Cuando un niño dice que no le gusta leer o escribir solemos atribuirle la culpa a la Televisión o a las facilidades que ofrece el uso de una computadora, pues en ambos casos los estímulos para la escritura y la lectura se reemplazan con estímulos visuales y la simplificación de la escritura en un teclado. Las dificultades que un niño puede presentar debido a esto son posible de corregir con algo rigor, ayuda y mayor concentración. Pero en otros casos los motivos de las dificultades no son tan simples.
La dislexia es uno de estos casos. Las personas que la presentan suelen tener dificultades grandes para leer y escribir de forma correcta. Esto no implica que tengan dañados aspectos motrices o que sean menos inteligentes o presenten alguna anomalía visual. En muchos casos personas con un gran coeficiente intelectual tienen este problema.
La dislexia puede manifestarse de dos maneras: al momento en que el niño aprende a leer comienza a encontrar mayor dificultad que lo normal. Por otro lado también se puede presentar una dislexia de comprensión, que implica que si bien se puede leer un texto la comprensión de este es complicado.
Si bien las primeras manifestaciones de la dislexia pueden presentarse cuando un niño aprender a leer, esta no es una característica predominante. En varios casos este trastorno de aprendizaje puede presentarse tardíamente.
Aunque todavía no se llega a un acuerdo respecto a las causas que producen la dislexia, sí se han desarrollado maneras eficaces para ayudar a los pacientes que sufren este problema.
Es importante señalar que es necesaria la ayuda especializada en estos casos y bajo ninguna circunstancia se debe pensar que es un problema que se puede solucionar solo con buenas intenciones. Los neurólogos y los psicopedagógos son personas que se especializan en estos casos.

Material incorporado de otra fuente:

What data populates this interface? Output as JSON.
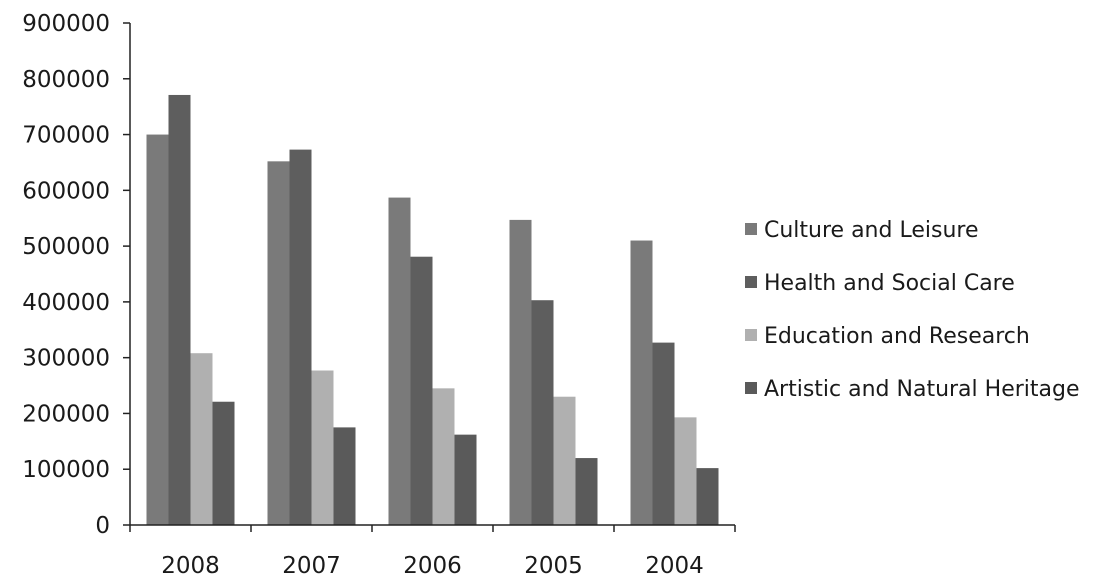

En muchos casos una de las mejores formas de ayudar a pacientes con este problema es volviendo a aprender a escribir y a leer pero respetando el propio ritmo de la persona. En todo caso, son los especialistas quienes tienen los conocimientos adecuados para decidir la mejor forma de enfrentar este problema. Al mismo tiempo es importante resaltar la presencia de la familia, esta debe estar involucrada pues no es solo el paciente el que debe ser informado sobre su situación. Una mayor difusión sobre este trastorno de aprendizaje a la población ayuda a que estos se muestren más receptivos al momento de relacionarse con personas que tienen esta dificultad.
Finalmente hay que señalar que la intervención temprana y adecuada para el tratamiento ofrece resultados positivos en la actualidad. Por lo general los niños y adolescentes que superan la etapa escolar pueden tener una vida relativamente normal. Esto no implica que la dislexia se cure sino que un adecuado tratamiento produce que una persona con este problema pueda llevar una vida común y sin problemas mayores.